3.Trust your vendors. Give them direction, sure. Pinterest pages are perfect for this! But then, trust them to make your vision happen. That’s their job. We asked Jessica Morris at Hothouse Design Studio for rich colors and texture and got bouquets with pink roses, burgundy dahlias, succulents and olive branches; gorgeous mirrored lanterns next to weathered driftwood; and beautiful, loose arrangements in silver goblets and baskets made of kudzu vines by an artist from Alabama’s Blackbelt region.
We wanted Southern dishes to reflect food traditions from our town (Birmingham, AL) and Will’s hometown (Shreveport, LA). Our caterer, Kay Bruno Reed, owner of Everything IZ, came up with a beautiful and delicious menu of oyster po’boys, black-eyed pea hummus with cornbread crackers, and roasted Gulf shrimp with McEwen & Sons grit cakes. She even put together a biscuit bar with hot chicken, barbecue pulled pork and bourbon cane syrup. Roasted duck and gnocchi dumplings were a fancy version of chicken and dumplings. Laura Wilkerson Photography captured the special day perfectly. She even took photos of folk art in our home (where the girls got dressed).

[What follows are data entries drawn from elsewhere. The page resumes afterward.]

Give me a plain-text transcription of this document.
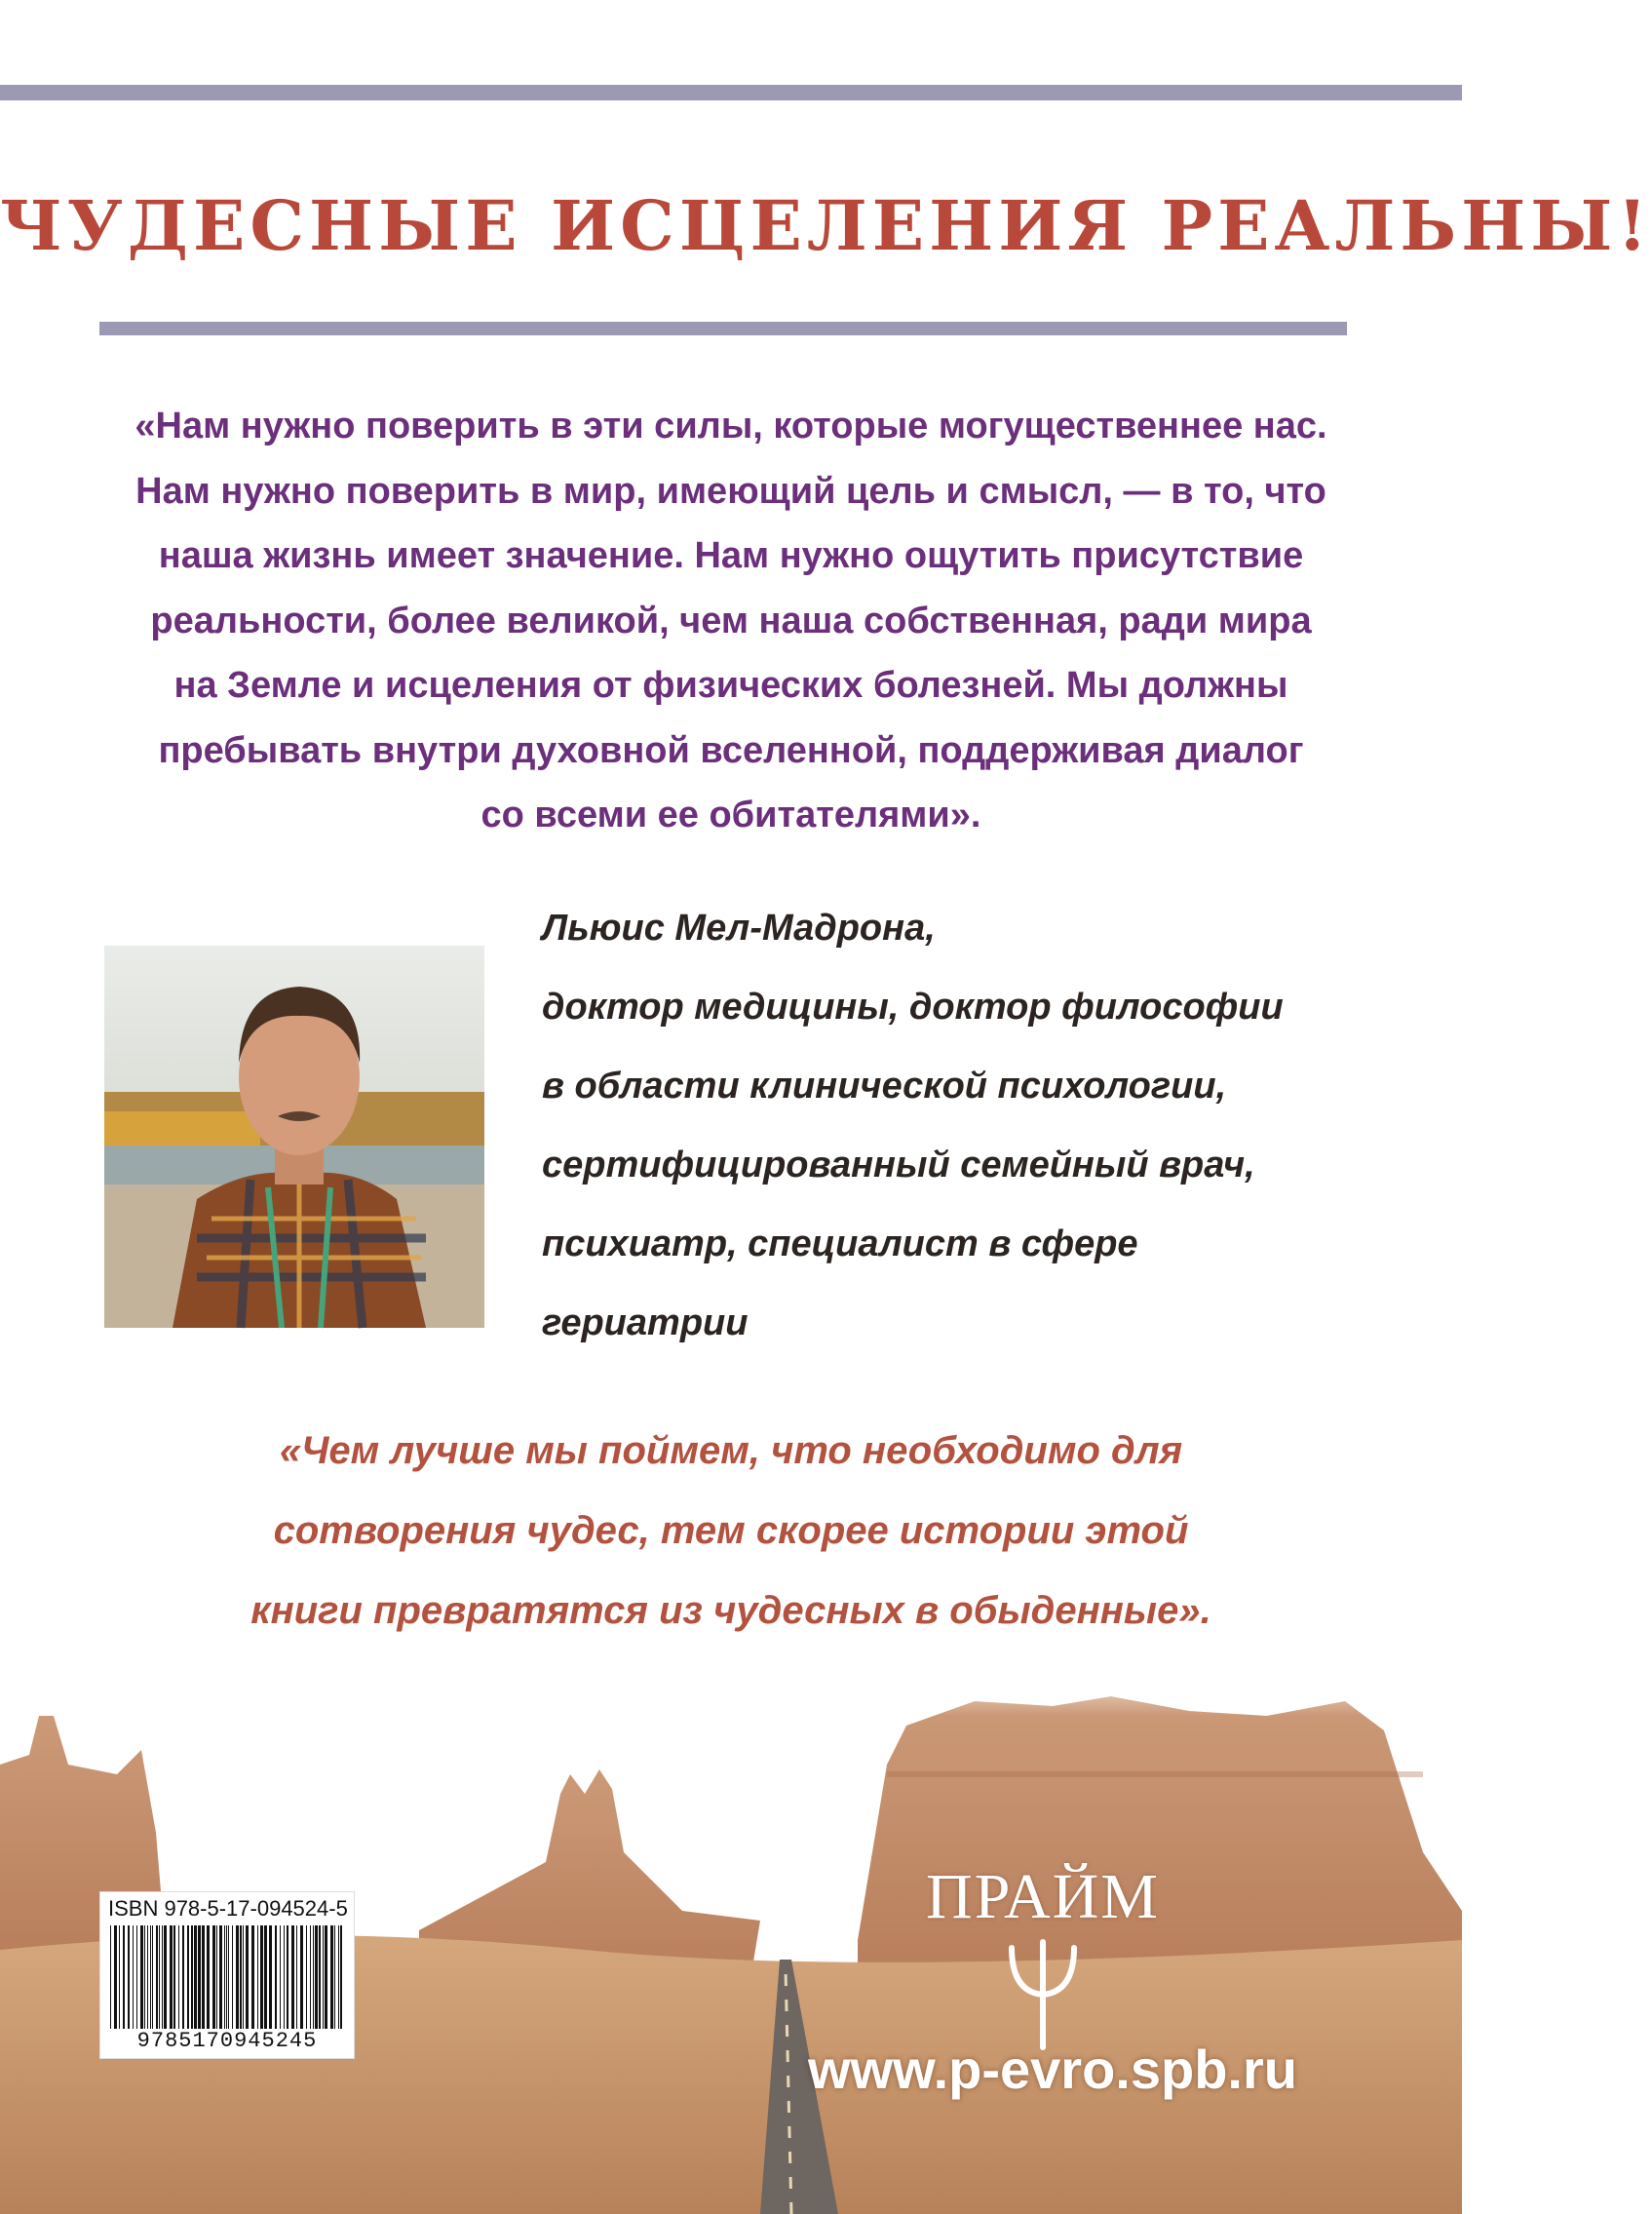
ЧУДЕСНЫЕ ИСЦЕЛЕНИЯ РЕАЛЬНЫ!
«Нам нужно поверить в эти силы, которые могущественнее нас.
Нам нужно поверить в мир, имеющий цель и смысл, — в то, что
наша жизнь имеет значение. Нам нужно ощутить присутствие
реальности, более великой, чем наша собственная, ради мира
на Земле и исцеления от физических болезней. Мы должны
пребывать внутри духовной вселенной, поддерживая диалог
со всеми ее обитателями».
Льюис Мел-Мадрона,
доктор медицины, доктор философии
в области клинической психологии,
сертифицированный семейный врач,
психиатр, специалист в сфере
гериатрии
«Чем лучше мы поймем, что необходимо для
сотворения чудес, тем скорее истории этой
книги превратятся из чудесных в обыденные».
ISBN 978-5-17-094524-5
9785170945245
ПРАЙМ
www.p-evro.spb.ru
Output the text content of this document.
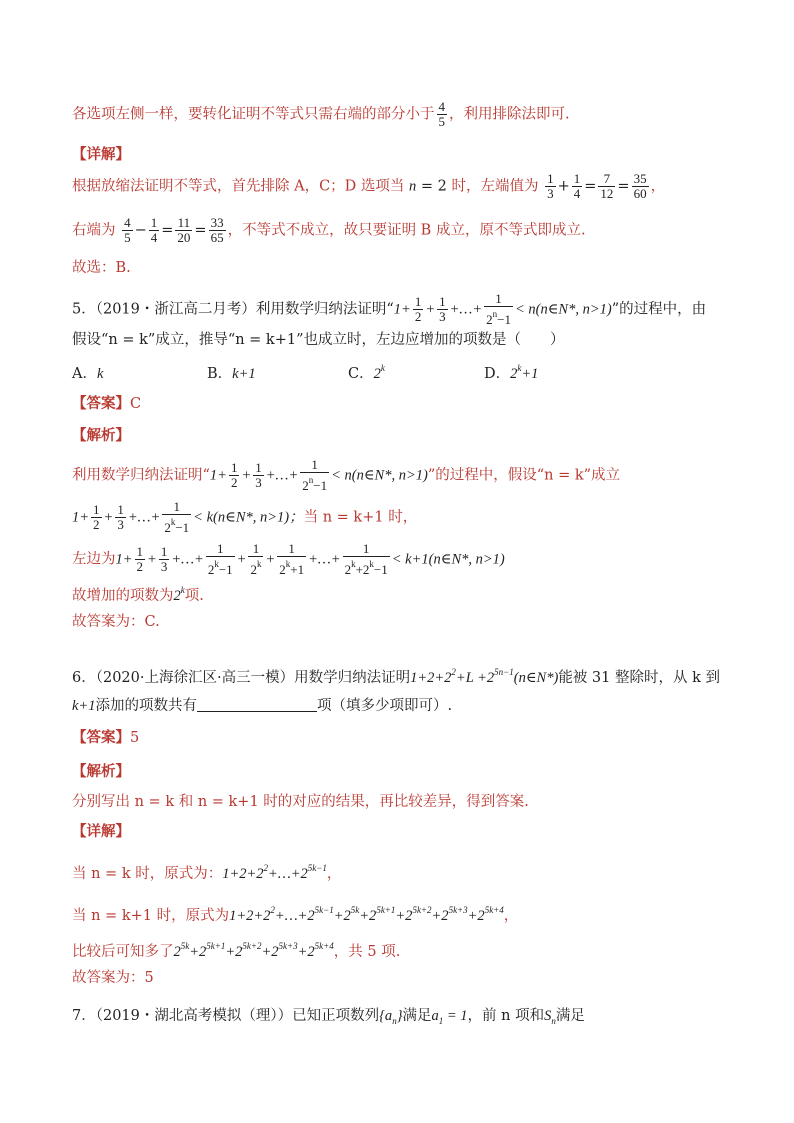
各选项左侧一样，要转化证明不等式只需右端的部分小于 $\frac{4}{5}$ ，利用排除法即可.
【详解】
根据放缩法证明不等式，首先排除 A，C；D 选项当 n = 2 时，左端值为 $\frac{1}{3} + \frac{1}{4} = \frac{7}{12} = \frac{35}{60}$ ，
右端为 $\frac{4}{5} - \frac{1}{4} = \frac{11}{20} = \frac{33}{65}$ ，不等式不成立，故只要证明 B 成立，原不等式即成立.
故选：B.
5．（2019・浙江高二月考）利用数学归纳法证明“$1+ \frac{1}{2} + \frac{1}{3}$ +…+ $\frac{1}{2^n-1}$ < n(n∈N*, n>1)”的过程中，由
假设“n = k”成立，推导“n = k+1”也成立时，左边应增加的项数是（　　）
A．k	B．k+1	C．2$^k$	D．$2^k+1$
【答案】C
【解析】
利用数学归纳法证明“$1+ \frac{1}{2} + \frac{1}{3}$ +…+ $\frac{1}{2^n-1}$ < n(n∈N*, n>1)”的过程中，假设“n = k”成立
$1+ \frac{1}{2} + \frac{1}{3}$ +…+ $\frac{1}{2^k-1}$ < k(n∈N*, n>1)；当 n = k+1 时，
左边为$1+ \frac{1}{2} + \frac{1}{3}$ +…+ $\frac{1}{2^k-1} + \frac{1}{2^k} + \frac{1}{2^k+1}$ +…+ $\frac{1}{2^k+2^k-1}$ < k+1(n∈N*, n>1)
故增加的项数为2$^k$项.
故答案为：C.
6．（2020·上海徐汇区·高三一模）用数学归纳法证明$1+2+2^2+L$ $+2^{5n-1}(n\in N*)$能被 31 整除时，从 k 到
k+1添加的项数共有	项（填多少项即可）.
【答案】5
【解析】
分别写出 n = k 和 n = k+1 时的对应的结果，再比较差异，得到答案.
【详解】
当 n = k 时，原式为：$1+2+2^2+\dots+2^{5k-1}$，
当 n = k+1 时，原式为$1+2+2^2+\dots+2^{5k-1}+2^{5k}+2^{5k+1}+2^{5k+2}+2^{5k+3}+2^{5k+4}$，
比较后可知多了$2^{5k}+2^{5k+1}+2^{5k+2}+2^{5k+3}+2^{5k+4}$，共 5 项.
故答案为：5
7．（2019・湖北高考模拟（理））已知正项数列$\{a_n\}$满足$a_1 = 1$，前 n 项和$S_n$满足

Mary Jane Clements of Makeup Mary Jane made us all look great with fabulous up-dos and lots of false eyelashes. 4.Start with shoes. This is going to be a big (long) day for everyone … including the MOB. Both Allison and I shopped for our shoes (comfortable ones!!) before even looking at dresses. 5.Encourage the groom’s family to match. This happened with us quite by accident, but looking at the photos, we saw that the groom’s family ended up in various shades of blue and purple and black. They looked stunning together. 6.Fun gifts. Spend a little extra money, if possible, on an unusual, fun gift. We rolled various colored pashminas with a little tag that read: “It’s a Wrap! Thanks for joining us! Love, Allison and Will” Then we placed them in big baskets around the venue. They were a huge hit! Even some of the men took a few. 7.Song requests. We asked on the response cards, “What song will get you out on the dance floor?” Then throughout the night DJ Divine called people by name when he played their songs. It was a great way to keep everyone engaged.
8. Make your own rules. Instead of a big, fancy wedding cake, the couple had a beautiful little “naked” cutting cake, baked by IZ, and lots of bite-size pies from Pie Lab, which is in Greensboro, Alabama. The pies, especially the brown-sugar buttermilk, went quickly! Also, my daughter bought her dress at David’s Bridal because she found one there that she loved. It looked beautiful on her, and our tailor made it fit perfectly. Some people were taken aback that she didn’t buy from a high-end boutique, but she figured she would only wear it once and wanted to spend more money on other things.
9.Enjoy what the day brings. Allison’s outdoor wedding at Vulcan Park & Museum had an uninvited guest: Hurricane Nate showed up during the reception. We already had moved most everything inside and put the DJ under cover. When the rain started, DJ Divine kept playing, and one bridesmaid walked out into the rain and started dancing. That’s all it took! The rain photos were amazing, and the wedding suddenly became very memorable.
10.Know that nothing’s ever perfect. Something will go wrong or, at least, not quite as planned. There might even be a hurricane. Look around at all the special people who have gathered to enjoy the day with you. Then take a deep breath and move forward. Enjoy yourself! At this point, you’re entitled to that, too.